U.S. House of Representatives Speaker Nancy Pelosi on Wednesday rejected a plan brewing in the Senate to put new controls on President Donald Trump’s declaration of an emergency at the southern border while allowing it to remain in effect for at least a full year.
The legislation drafted by Senator Mike Lee could attract support from a sizeable number of fellow Senate Republicans and siphon party votes for a separate, House-passed bill terminating Trump’s declaration.
At the heart of the legislative battle is billions of dollars in funding for a wall along the U.S.-Mexico border that Trump is demanding but Congress has refused to fully provide.
Under the emergency declaration that Trump signed on Feb. 15, he would take money from other federal programs to build the barrier. There are also court challenges, asserting it is Congress, not the president, that mainly decides how taxpayer money is spent.

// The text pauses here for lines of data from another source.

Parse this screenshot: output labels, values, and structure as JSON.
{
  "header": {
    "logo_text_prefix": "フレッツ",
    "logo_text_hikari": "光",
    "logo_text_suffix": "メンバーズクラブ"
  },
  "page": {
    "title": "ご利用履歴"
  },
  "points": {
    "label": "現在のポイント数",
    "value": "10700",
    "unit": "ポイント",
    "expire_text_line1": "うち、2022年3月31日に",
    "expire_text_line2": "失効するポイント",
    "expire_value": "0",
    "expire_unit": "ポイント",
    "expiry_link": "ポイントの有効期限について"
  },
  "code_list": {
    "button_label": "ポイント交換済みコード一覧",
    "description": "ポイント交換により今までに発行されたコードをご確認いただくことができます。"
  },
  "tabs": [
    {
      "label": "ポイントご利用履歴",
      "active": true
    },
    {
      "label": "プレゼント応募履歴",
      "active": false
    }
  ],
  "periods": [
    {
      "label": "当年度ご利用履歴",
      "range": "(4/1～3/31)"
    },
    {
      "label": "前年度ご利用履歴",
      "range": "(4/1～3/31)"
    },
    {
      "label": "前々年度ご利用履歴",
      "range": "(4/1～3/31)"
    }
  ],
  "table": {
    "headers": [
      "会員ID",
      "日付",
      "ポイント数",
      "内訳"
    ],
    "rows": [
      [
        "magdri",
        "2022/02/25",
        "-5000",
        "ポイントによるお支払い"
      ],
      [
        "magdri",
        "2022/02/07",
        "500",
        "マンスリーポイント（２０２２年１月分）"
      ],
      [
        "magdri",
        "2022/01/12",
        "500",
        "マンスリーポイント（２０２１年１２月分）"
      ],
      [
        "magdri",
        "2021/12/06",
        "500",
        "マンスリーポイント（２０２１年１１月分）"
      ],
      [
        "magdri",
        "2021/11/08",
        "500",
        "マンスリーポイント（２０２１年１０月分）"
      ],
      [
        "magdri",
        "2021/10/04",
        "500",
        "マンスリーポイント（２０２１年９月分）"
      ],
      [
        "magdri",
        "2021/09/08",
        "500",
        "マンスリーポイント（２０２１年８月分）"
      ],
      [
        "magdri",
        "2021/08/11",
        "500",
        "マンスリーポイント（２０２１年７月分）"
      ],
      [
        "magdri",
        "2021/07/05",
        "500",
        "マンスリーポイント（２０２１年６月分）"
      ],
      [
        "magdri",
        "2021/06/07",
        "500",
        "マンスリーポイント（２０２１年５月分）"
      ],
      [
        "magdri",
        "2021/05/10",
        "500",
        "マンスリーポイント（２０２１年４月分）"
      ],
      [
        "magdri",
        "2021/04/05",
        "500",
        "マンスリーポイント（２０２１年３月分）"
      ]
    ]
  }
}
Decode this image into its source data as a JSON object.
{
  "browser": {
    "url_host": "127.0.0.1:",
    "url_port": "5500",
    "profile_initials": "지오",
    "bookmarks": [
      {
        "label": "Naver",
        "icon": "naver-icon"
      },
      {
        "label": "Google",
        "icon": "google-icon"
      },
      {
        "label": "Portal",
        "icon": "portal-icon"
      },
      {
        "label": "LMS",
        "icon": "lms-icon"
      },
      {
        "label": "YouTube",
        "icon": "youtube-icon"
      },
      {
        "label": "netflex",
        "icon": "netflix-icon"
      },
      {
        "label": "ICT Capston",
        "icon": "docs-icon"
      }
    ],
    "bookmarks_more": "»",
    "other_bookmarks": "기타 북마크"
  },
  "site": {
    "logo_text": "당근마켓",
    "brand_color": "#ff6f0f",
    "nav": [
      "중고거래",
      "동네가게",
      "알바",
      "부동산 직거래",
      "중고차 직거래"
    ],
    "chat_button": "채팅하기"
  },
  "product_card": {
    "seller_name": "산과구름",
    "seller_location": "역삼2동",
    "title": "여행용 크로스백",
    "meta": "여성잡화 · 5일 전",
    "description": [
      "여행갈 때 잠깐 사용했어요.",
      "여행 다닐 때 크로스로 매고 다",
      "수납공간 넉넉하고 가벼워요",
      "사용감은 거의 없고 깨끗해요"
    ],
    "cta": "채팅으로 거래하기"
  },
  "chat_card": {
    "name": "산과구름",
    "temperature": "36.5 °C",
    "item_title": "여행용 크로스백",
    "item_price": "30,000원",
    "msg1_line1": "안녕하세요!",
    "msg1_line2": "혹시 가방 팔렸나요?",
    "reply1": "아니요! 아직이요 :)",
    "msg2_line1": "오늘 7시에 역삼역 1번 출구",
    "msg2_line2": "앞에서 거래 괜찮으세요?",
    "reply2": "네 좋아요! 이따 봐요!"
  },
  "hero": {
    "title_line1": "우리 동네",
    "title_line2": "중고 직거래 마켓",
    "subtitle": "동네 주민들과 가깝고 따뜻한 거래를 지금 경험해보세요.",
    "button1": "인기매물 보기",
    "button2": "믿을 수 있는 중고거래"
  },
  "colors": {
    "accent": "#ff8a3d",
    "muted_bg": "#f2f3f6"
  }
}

The Senate is expected to vote on the House-passed measure sometime this week. But Lee’s proposal could peel off support from at least one of four Republican senators who have said they back the House measure.
At least four Republican senators are needed for it to pass the 100-member Senate, assuming all 45 Democrats and two independents vote in favor.
“Republican senators are proposing new legislation to allow the President to violate the Constitution just this once in order to give themselves cover,” Pelosi said in a statement.
“The House will not take up this legislation to give President Trump a pass,” she added.